生き延びるための武器を磨く

能力に自信がなくても勝つために!

私が生きている中で最もわくわくするのは「効率化」を考えることです。むしろ、私が「効率化」なしでは生きていけないほど不器用であることも深く関係しています。効率化を考えることは私にとって生きることそのものです。効率化がなければ労働力としての価値はないといっても過言ではありません。

不器用な人間が効率的であるためには、思考の繰り返しを極力避けることが必要になります。なぜなら、毎回、思考力を試される局面を乗り切るためには、低コストで高速な思考力が求められるからです。いわゆる頭の回転が速く、要領よく物事を処理できるようなタイプしか乗り切れません。

はっきり書いておきますが、私は頭の回転は速くありませんし、要領のよいタイプの人間ではありません。だから、負けたままにしておくのかといえば、そうではありません。私のように頭の回転力が早くない人間には、早くない人間なりの戦略を立てる必要があるのです。

 

武器を作るための才能とは!

武器とはなんでしょうか。古代においては棍棒、ナイフ、剣。近代においては銃、戦車、軍艦、戦闘機、ミサイル……など様々なものがあります。少なくともよほどのスキルに差がない限り、武器を持った人を相手に素手で勝つことは困難です。(もっとも「戦闘スキル」自体も「武器」といえるでしょう)

このように武器があることが大きなアドバンテージになるわけですが、武器には共通の課題があります。それは事前に準備しておかなければならないことです。目の前に敵が迫ってからミサイルを用意することは不可能です。ナイフですら作る時間を与えてはくれないでしょう。

また、武器を作るためには戦闘技術以外の知識とセンスが必要になります。実際の戦闘で必要ではない技術が必要になることも多くなるでしょう。素早さよりも洞察力や観察力が問われます。つまり、頭の回転が決して速くなくとも、それを補うほどの深く丁寧な思考力があればよいということです。

 

効率化はパターンを分析すること!

「武器」という軸で「効率化」を考えると、過去の戦いの分析によるパターン化は避けて通れないはずです。特に「なぜ負けているか」という分析が正しくできなければ効果的な武器を作ることはできません。たとえば「弓矢」という武器を生まれるまでの思考を追えば明らかです。
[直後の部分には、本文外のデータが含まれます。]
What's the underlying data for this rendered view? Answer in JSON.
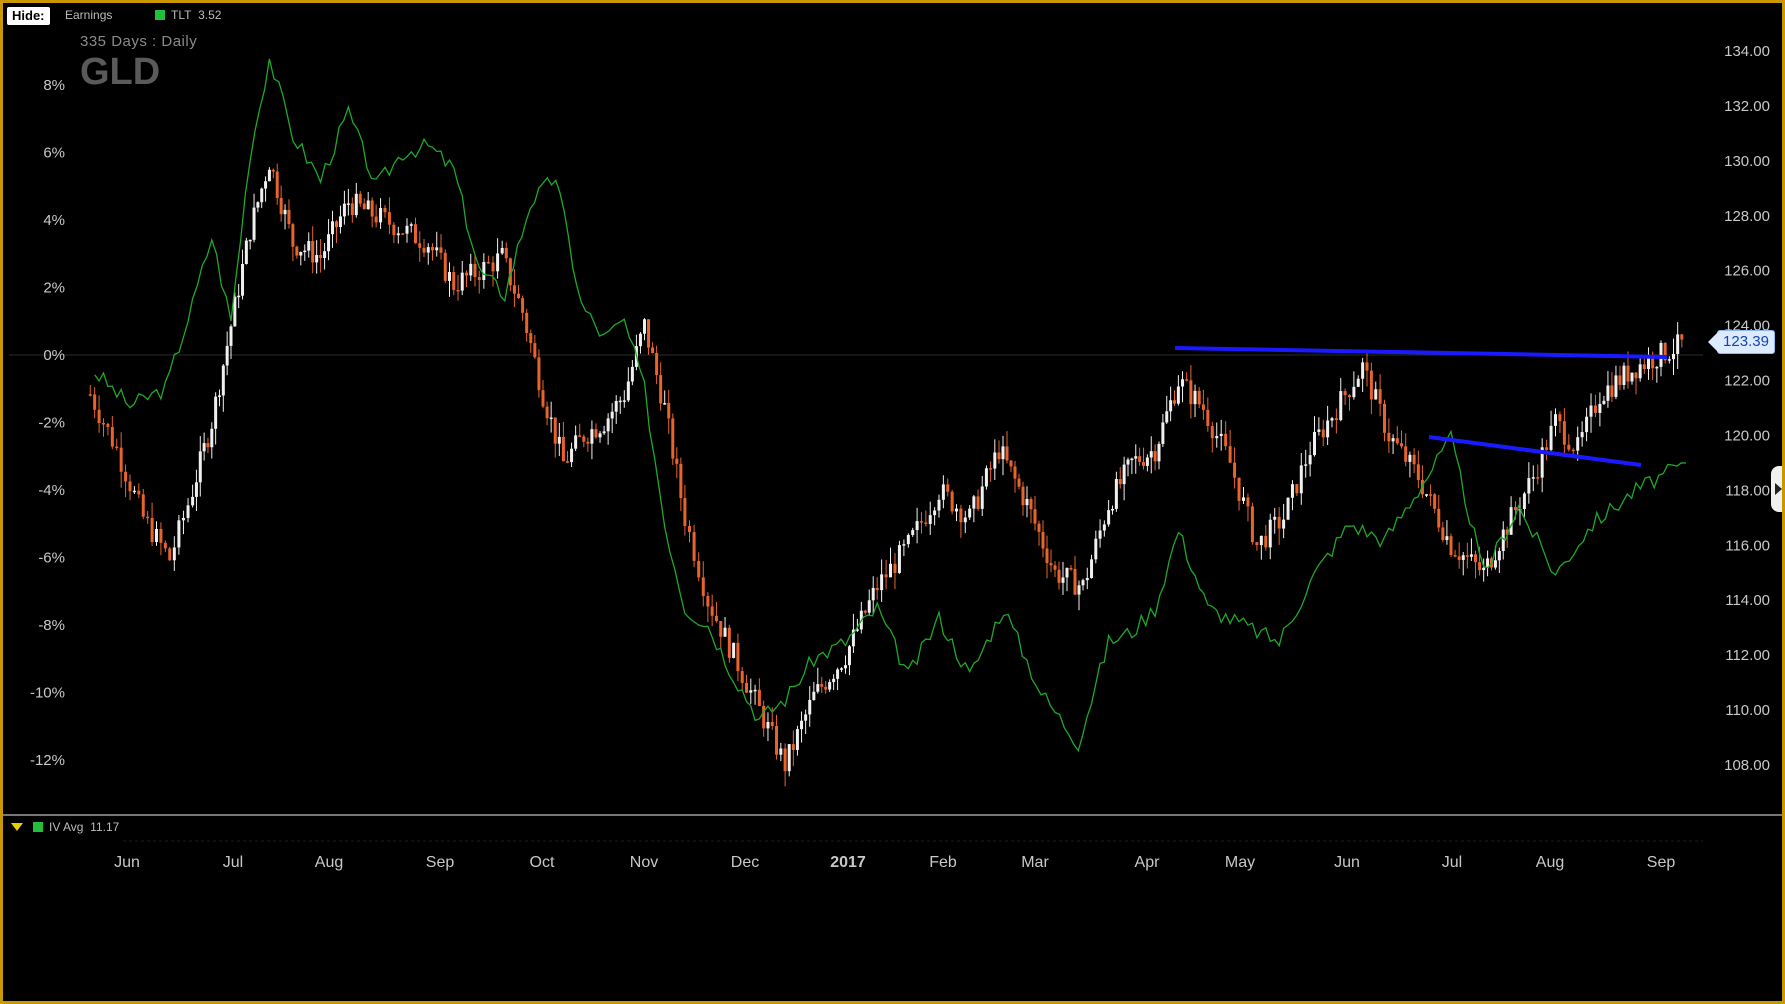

過去の戦いで接近戦に持ち込まれたら無敵の強さを誇る敵がいるのであれば、今後も接近戦で負け続ける可能性は限りなく高い。接近戦のスキルを高めることができるにせよ、それまでに多くの戦力を失うことでしょう。特にマイナススキルを上げるには多くのコストが必要になります。

この場合「接近戦では負ける」という敗因パターン分析結果を元に「接近戦に持ち込ませない」ための手法を考えることが重要です。そのために、接近戦に持ち込ませる前に敵戦力に致命的なダメージを与えるための「弓矢」が必要になってくるのです。

 

自分自身を信じる戦いの先に!

この武器を扱うにおいて、気をつけるべきポイントがあります。それは味方の声に惑わされないことです。もしかすると「弓矢」を使うことに対して、接近戦に自信のある同僚から「努力不足だ」「卑怯だ」「間違っている」という言葉が浴びせかけられるかもしれません。しかし貫くことです。

武器を持ったことの意味をよく考えてみてください。そのままでは勝てないから、すこしでも勝率を上げるために武器を手にしたのです。ここですべきことは同僚の声に負け武器を捨ててマイナスの努力をすることではなく、手にした武器を誰にもまねできないほどまで使いこなすための修練です。

たとえば職場で「君の考えは分かるけど、それは間違っている。」という声を受けたとしても、もし、自分自身の中で納得感がないのであれば絶対に考えを曲げるべきではありません。武器を捨てて失敗してしまったとしても、その責任を取るのは武器を捨ててしまった自分自身です。

 

臥薪嘗胆を恐れるな!

自動車が世界で初めて発明された時、その時代の多くの人は自動車を馬鹿にしたといいます。なぜなら、人が簡単に歩ける10メートルの距離を、時間と燃料を書けて僅かなスピードで前進するのが精一杯だったからです。「それなら歩いた方が早い」と馬鹿にした人の方が多かった。

効率化はこのように、時代や価値観が追いつけない時期にじっと堪え忍ぶ必要があります。自分が生き残るための武器(アイデア)を快く思わない人がいることもあります。しかし、その芽を決して自分から捨てないことが何よりも重要です。この世の批判から守ってあげる必要があります。

もしかすると、その効率化アイデアを活かす場所は今の職場ではないのかも知れません。何より大切なことは効率化アイデアを守り育てることです。自分が生き残るための武器を簡単に捨てないことです。武器の有用性を信じるのであれば、その武器の価値が分かる人に出会えるまで磨ききることです。